Over 90% of patients with prior abdominal surgery develop adhesions, which can cause challenges in laparoscopic surgery or increase the risk of complications34,35. Few studies have addressed the feasibility of urological laparoscopic procedures such as pyeloplasty or nephrectomy in patients with a prior history of renal interventions. Wang et al. found laparoscopic nephrectomy was feasible in such patients36. Likewise, Radfar et al. reported no difference in SFR, operating time, hospitalization, and complications for LPL between patients with previous kidney interventions and a control group37. Our study included 76 patients who had a history of prior kidney intervention for stone disease which is one of the largest in the literature. Interestingly, LPL had no adverse effects on complications or operation duration in patients with prior PCNL.

This report evaluates the performance and maturation of LPL over a long period of time. The results show that with the passage of time, there has been a decrease in hospitalization duration, operation duration, and post-operative creatinine suggesting the maturation of surgeries. Nevertheless, there have been no changes in the more important aspects of the operation, such as leakage, complications, and SFR. This result points to the fact that the performance of LPL can be safe even with moderate expertise.

In a recent meta-analysis comparing LPL, RPL, and PCNL, the mean operative time was significantly shorter in favor of PCNL. Paradoxically, the mean estimated blood loss was higher and SFR was lower in the PCNL. In addition, the study revealed no significant difference among the three surgical approaches in terms of length of stay, complications, failure, and conversion rate38.

The limitations of this study are worth mentioning.
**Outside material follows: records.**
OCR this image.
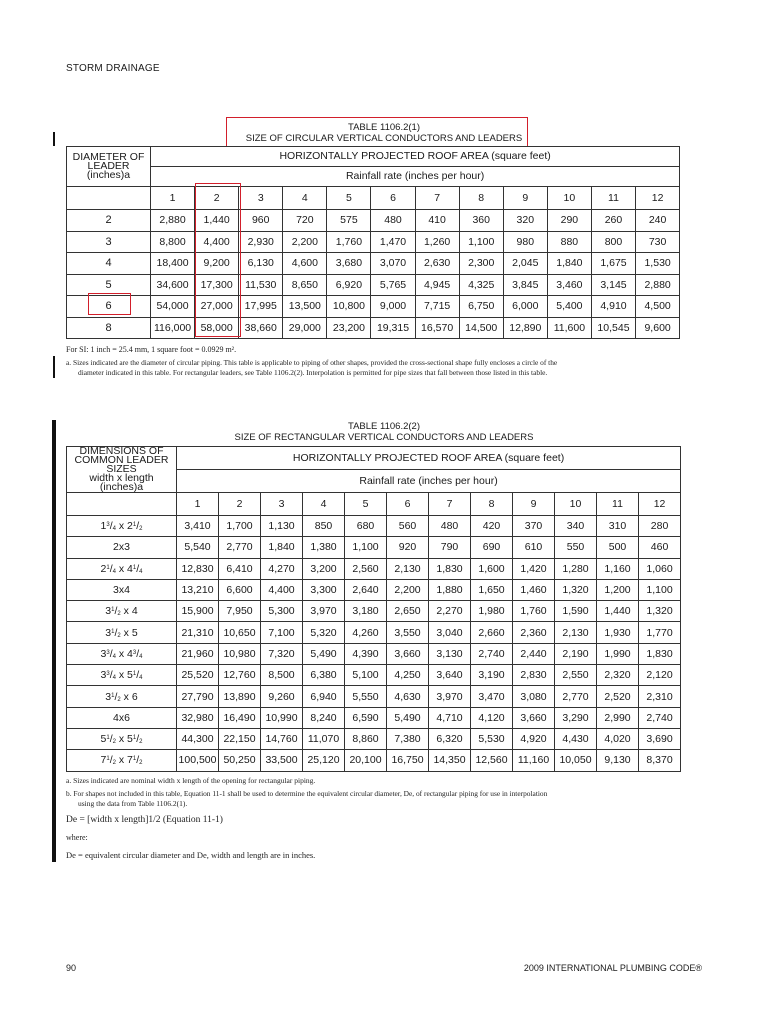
STORM DRAINAGE
TABLE 1106.2(1)
SIZE OF CIRCULAR VERTICAL CONDUCTORS AND LEADERS
DIAMETER OF
LEADER
(inches)a	HORIZONTALLY PROJECTED ROOF AREA (square feet)											
	Rainfall rate (inches per hour)											
	1	2	3	4	5	6	7	8	9	10	11	12
2	2,880	1,440	960	720	575	480	410	360	320	290	260	240
3	8,800	4,400	2,930	2,200	1,760	1,470	1,260	1,100	980	880	800	730
4	18,400	9,200	6,130	4,600	3,680	3,070	2,630	2,300	2,045	1,840	1,675	1,530
5	34,600	17,300	11,530	8,650	6,920	5,765	4,945	4,325	3,845	3,460	3,145	2,880
6	54,000	27,000	17,995	13,500	10,800	9,000	7,715	6,750	6,000	5,400	4,910	4,500
8	116,000	58,000	38,660	29,000	23,200	19,315	16,570	14,500	12,890	11,600	10,545	9,600
For SI: 1 inch = 25.4 mm, 1 square foot = 0.0929 m².
a. Sizes indicated are the diameter of circular piping. This table is applicable to piping of other shapes, provided the cross-sectional shape fully encloses a circle of the
diameter indicated in this table. For rectangular leaders, see Table 1106.2(2). Interpolation is permitted for pipe sizes that fall between those listed in this table.
TABLE 1106.2(2)
SIZE OF RECTANGULAR VERTICAL CONDUCTORS AND LEADERS
DIMENSIONS OF
COMMON LEADER SIZES
width x length (inches)a	HORIZONTALLY PROJECTED ROOF AREA (square feet)											
	Rainfall rate (inches per hour)											
	1	2	3	4	5	6	7	8	9	10	11	12
$1^3/_4$ x $2^1/_2$	3,410	1,700	1,130	850	680	560	480	420	370	340	310	280
2x3	5,540	2,770	1,840	1,380	1,100	920	790	690	610	550	500	460
$2^1/_4$ x $4^1/_4$	12,830	6,410	4,270	3,200	2,560	2,130	1,830	1,600	1,420	1,280	1,160	1,060
3x4	13,210	6,600	4,400	3,300	2,640	2,200	1,880	1,650	1,460	1,320	1,200	1,100
$3^1/_2$ x 4	15,900	7,950	5,300	3,970	3,180	2,650	2,270	1,980	1,760	1,590	1,440	1,320
$3^1/_2$ x 5	21,310	10,650	7,100	5,320	4,260	3,550	3,040	2,660	2,360	2,130	1,930	1,770
$3^3/_4$ x $4^3/_4$	21,960	10,980	7,320	5,490	4,390	3,660	3,130	2,740	2,440	2,190	1,990	1,830
$3^3/_4$ x $5^1/_4$	25,520	12,760	8,500	6,380	5,100	4,250	3,640	3,190	2,830	2,550	2,320	2,120
$3^1/_2$ x 6	27,790	13,890	9,260	6,940	5,550	4,630	3,970	3,470	3,080	2,770	2,520	2,310
4x6	32,980	16,490	10,990	8,240	6,590	5,490	4,710	4,120	3,660	3,290	2,990	2,740
$5^1/_2$ x $5^1/_2$	44,300	22,150	14,760	11,070	8,860	7,380	6,320	5,530	4,920	4,430	4,020	3,690
$7^1/_2$ x $7^1/_2$	100,500	50,250	33,500	25,120	20,100	16,750	14,350	12,560	11,160	10,050	9,130	8,370
a. Sizes indicated are nominal width x length of the opening for rectangular piping.
b. For shapes not included in this table, Equation 11-1 shall be used to determine the equivalent circular diameter, De, of rectangular piping for use in interpolation
using the data from Table 1106.2(1).
De = [width x length]1/2 (Equation 11-1)
where:
De = equivalent circular diameter and De, width and length are in inches.
90	2009 INTERNATIONAL PLUMBING CODE®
This was a single-center retrospective study of prospectively gathered data. There are biases relevant to retrospective studies in our study, most notably the selection and recall bias. Further prospective studies with comparator groups and long-term follow-up are recommended to verify the results of the current study. Another limitation is the absence of a comparison group. We compared the results of LPL in this report with our previous reports on PCNL or publications of other researchers. Nevertheless, this study provides data on a large scale and range of patients over a long period of time and sheds light on some specific properties of the LPL operation that have not been investigated before.

Conclusion

This study included a large number of cases with extensive diversity in age, stone burden, and renal anatomy. Performing LPL is feasible in carefully selected geriatric patients with similar SFR and complication rates in adult patients. The outcomes of LPL for kidneys with staghorn or multiple stones are satisfactory. LPL can also be applied for kidneys with abnormal anatomy or for solitary kidneys. The authors conclude that LPL can be considered in any age group and in patients with kidney abnormalities as an alternative surgical approach to PCNL or RIRS, given that relevant expertise is available.